Юсуп же резолюцию о независимости считал половинчатой, потому что в ней не были обозначены конкретные пути ее претворения в жизнь и ни слова не говорилось о путях завоевания Индией самостоятельности. От идеи террора он отказался давно, но по-прежнему не мог принять тактику вымаливания у колонизаторов каких бы то ни было благ и свобод. Он оставался приверженцем решительных действий, массированного наступления на захватчиков, а в случае необходимости — и вооруженной борьбы.

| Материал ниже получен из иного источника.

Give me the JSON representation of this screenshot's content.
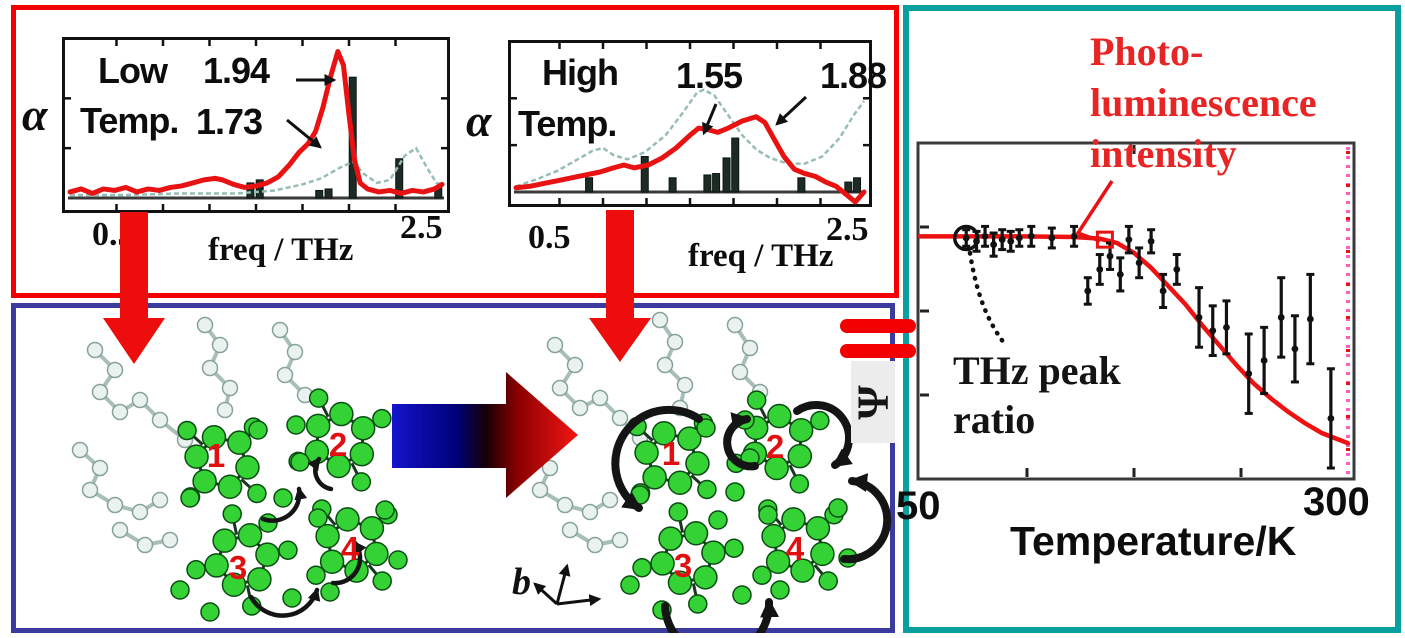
{
  "panels": {
    "red_border": "#f50000",
    "blue_border": "#3b3b9d",
    "teal_border": "#0aa0a0"
  },
  "colors": {
    "spectrum_curve": "#e81212",
    "calc_curve": "#96bdb6",
    "mode_bars": "#1c2b24",
    "fit_curve": "#ee1111",
    "pink_edge": "#ff5ec2",
    "molecule_green": "#35d235",
    "molecule_pale": "#eaf2ef",
    "annotation_red": "#e82525",
    "number_red": "#e01010"
  },
  "spectra": {
    "alpha_label": "α",
    "xlabel": "freq / THz",
    "x_min_label": "0.5",
    "x_max_label": "2.5",
    "left": {
      "title_line1": "Low",
      "title_line2": "Temp.",
      "peak1_label": "1.94",
      "peak2_label": "1.73"
    },
    "right": {
      "title_line1": "High",
      "title_line2": "Temp.",
      "peak1_label": "1.55",
      "peak2_label": "1.88"
    }
  },
  "molecule_labels": {
    "left": [
      "1",
      "2",
      "3",
      "4"
    ],
    "right": [
      "1",
      "2",
      "3",
      "4"
    ]
  },
  "b_axis_label": "b",
  "psi_symbol": "Ψ",
  "right_chart": {
    "annotation_red": [
      "Photo-",
      "luminescence",
      "intensity"
    ],
    "annotation_black": [
      "THz peak",
      "ratio"
    ],
    "x_min_label": "50",
    "x_max_label": "300",
    "xlabel": "Temperature/K"
  },
  "chart_data": [
    {
      "id": "thz_spectrum_low_temp",
      "type": "line",
      "title": "Low Temp.",
      "xlabel": "freq / THz",
      "ylabel": "α",
      "xlim": [
        0.5,
        2.5
      ],
      "annotations": [
        {
          "text": "1.94",
          "freq": 1.94
        },
        {
          "text": "1.73",
          "freq": 1.73
        }
      ],
      "series": [
        {
          "name": "THz absorption (red)",
          "x": [
            0.5,
            0.56,
            0.62,
            0.68,
            0.74,
            0.8,
            0.86,
            0.92,
            0.98,
            1.04,
            1.1,
            1.16,
            1.22,
            1.28,
            1.32,
            1.38,
            1.44,
            1.5,
            1.56,
            1.62,
            1.68,
            1.73,
            1.78,
            1.82,
            1.86,
            1.9,
            1.94,
            1.97,
            2.0,
            2.03,
            2.06,
            2.1,
            2.16,
            2.22,
            2.28,
            2.34,
            2.4,
            2.46,
            2.5
          ],
          "y": [
            0.04,
            0.06,
            0.03,
            0.06,
            0.05,
            0.07,
            0.04,
            0.06,
            0.05,
            0.07,
            0.08,
            0.1,
            0.12,
            0.13,
            0.12,
            0.09,
            0.07,
            0.08,
            0.1,
            0.14,
            0.22,
            0.3,
            0.36,
            0.44,
            0.6,
            0.8,
            0.97,
            0.88,
            0.55,
            0.25,
            0.1,
            0.06,
            0.04,
            0.05,
            0.03,
            0.05,
            0.04,
            0.06,
            0.09
          ]
        },
        {
          "name": "calculated spectrum (thin dashed)",
          "x": [
            0.5,
            0.8,
            1.1,
            1.4,
            1.6,
            1.75,
            1.85,
            1.95,
            2.02,
            2.08,
            2.15,
            2.22,
            2.3,
            2.36,
            2.42,
            2.47,
            2.5
          ],
          "y": [
            0.02,
            0.02,
            0.03,
            0.03,
            0.05,
            0.09,
            0.13,
            0.2,
            0.24,
            0.16,
            0.1,
            0.12,
            0.28,
            0.33,
            0.2,
            0.1,
            0.09
          ]
        }
      ],
      "bars": {
        "name": "calculated modes",
        "x": [
          1.47,
          1.52,
          1.84,
          1.89,
          2.02,
          2.27,
          2.48
        ],
        "height": [
          0.1,
          0.12,
          0.05,
          0.06,
          0.8,
          0.26,
          0.07
        ]
      }
    },
    {
      "id": "thz_spectrum_high_temp",
      "type": "line",
      "title": "High Temp.",
      "xlabel": "freq / THz",
      "ylabel": "α",
      "xlim": [
        0.5,
        2.5
      ],
      "annotations": [
        {
          "text": "1.55",
          "freq": 1.55
        },
        {
          "text": "1.88",
          "freq": 1.88
        }
      ],
      "series": [
        {
          "name": "THz absorption (red)",
          "x": [
            0.5,
            0.58,
            0.66,
            0.74,
            0.82,
            0.9,
            0.98,
            1.06,
            1.12,
            1.18,
            1.26,
            1.34,
            1.42,
            1.5,
            1.55,
            1.6,
            1.66,
            1.72,
            1.8,
            1.88,
            1.93,
            1.98,
            2.04,
            2.1,
            2.16,
            2.22,
            2.28,
            2.34,
            2.4,
            2.45,
            2.5
          ],
          "y": [
            0.03,
            0.04,
            0.06,
            0.08,
            0.1,
            0.12,
            0.14,
            0.17,
            0.19,
            0.17,
            0.19,
            0.24,
            0.31,
            0.4,
            0.45,
            0.44,
            0.42,
            0.45,
            0.5,
            0.53,
            0.49,
            0.38,
            0.25,
            0.16,
            0.13,
            0.11,
            0.07,
            0.04,
            -0.02,
            -0.07,
            0.0
          ]
        },
        {
          "name": "calculated spectrum (thin dashed)",
          "x": [
            0.5,
            0.62,
            0.74,
            0.84,
            0.94,
            1.0,
            1.06,
            1.14,
            1.24,
            1.36,
            1.46,
            1.54,
            1.58,
            1.64,
            1.72,
            1.8,
            1.88,
            1.96,
            2.06,
            2.16,
            2.26,
            2.36,
            2.44,
            2.5
          ],
          "y": [
            0.04,
            0.09,
            0.15,
            0.22,
            0.29,
            0.31,
            0.26,
            0.23,
            0.28,
            0.4,
            0.56,
            0.7,
            0.72,
            0.68,
            0.54,
            0.4,
            0.3,
            0.24,
            0.2,
            0.2,
            0.25,
            0.38,
            0.54,
            0.64
          ]
        }
      ],
      "bars": {
        "name": "calculated modes",
        "x": [
          0.92,
          1.24,
          1.4,
          1.6,
          1.65,
          1.71,
          1.76,
          2.14,
          2.41,
          2.46
        ],
        "height": [
          0.1,
          0.25,
          0.1,
          0.12,
          0.13,
          0.24,
          0.38,
          0.1,
          0.07,
          0.1
        ]
      }
    },
    {
      "id": "temperature_dependence",
      "type": "scatter",
      "xlabel": "Temperature/K",
      "xlim": [
        50,
        300
      ],
      "ylim": [
        0,
        1
      ],
      "curve": {
        "name": "Photo-luminescence intensity (red line)",
        "x": [
          50,
          80,
          110,
          140,
          155,
          165,
          175,
          185,
          195,
          205,
          215,
          225,
          235,
          245,
          255,
          265,
          275,
          285,
          295,
          300
        ],
        "y": [
          0.715,
          0.715,
          0.715,
          0.713,
          0.708,
          0.695,
          0.665,
          0.62,
          0.565,
          0.51,
          0.445,
          0.385,
          0.325,
          0.27,
          0.225,
          0.185,
          0.15,
          0.12,
          0.1,
          0.09
        ]
      },
      "points": {
        "name": "THz peak ratio (black points)",
        "x": [
          77,
          83,
          88,
          93,
          98,
          103,
          108,
          115,
          127,
          140,
          148,
          155,
          161,
          167,
          172,
          178,
          185,
          192,
          200,
          213,
          221,
          229,
          242,
          251,
          261,
          269,
          278,
          290
        ],
        "y": [
          0.71,
          0.7,
          0.715,
          0.69,
          0.705,
          0.7,
          0.71,
          0.715,
          0.71,
          0.715,
          0.55,
          0.615,
          0.655,
          0.6,
          0.705,
          0.635,
          0.7,
          0.55,
          0.615,
          0.47,
          0.43,
          0.44,
          0.3,
          0.34,
          0.47,
          0.375,
          0.465,
          0.165
        ],
        "yerr": [
          0.025,
          0.03,
          0.03,
          0.035,
          0.03,
          0.03,
          0.025,
          0.03,
          0.03,
          0.03,
          0.04,
          0.045,
          0.04,
          0.05,
          0.04,
          0.045,
          0.035,
          0.05,
          0.045,
          0.09,
          0.075,
          0.08,
          0.12,
          0.1,
          0.12,
          0.1,
          0.135,
          0.15
        ]
      },
      "highlight_circle": {
        "x": 77,
        "y": 0.71
      },
      "highlight_square": {
        "x": 158,
        "y": 0.705
      }
    }
  ]
}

Неру не был расположен распространяться на темы, обсуждавшиеся столько дней подряд, тем более, что сам играл основную роль при выработке резолюции о независимости и вообще был одной из центральных фигур Конгресса. К тому же он не без оснований полагал, что разговор между Каханом и Юсупом может перейти в острый спор, если не хуже, и потому решил взять инициативу застольной беседы в свои руки.
— Ну, что нового в Москве? — спросил он Низамуддина.
Неру немного знал Москву — два года назад, в ноябре двадцать седьмого года, он был там вместе с отцом на праздновании десятилетия Октябрьской революции. Конечно, времени было слишком мало, и он сожалел, что не успел поглубже ознакомиться с этим новым миром, вникнуть в его глубинные явления. За три дня много ли увидишь! И все же поездка произвела на него очень сильное впечатление. После нее хотелось еще ближе вглядеться в эту страну, ощутить ее атмосферу, изучить ее прошлое и настоящее. «Советская Россия может явиться для мира вестницей надежды», — писал он. И стал усердно читать Маркса, Энгельса, Ленина, и чем больше читал, тем меньше белых пятен оставалось в его представлениях о новой политической системе, родившейся в далекой стране. Но все же немало оставалось и такого, что вызывало его сомнения в безупречности марксистской философии. Некоторые события в России казались слишком уж необычными, настолько непредсказуемыми, что заставляли Неру колебаться, порождали неуверенность в их социальной целесообразности.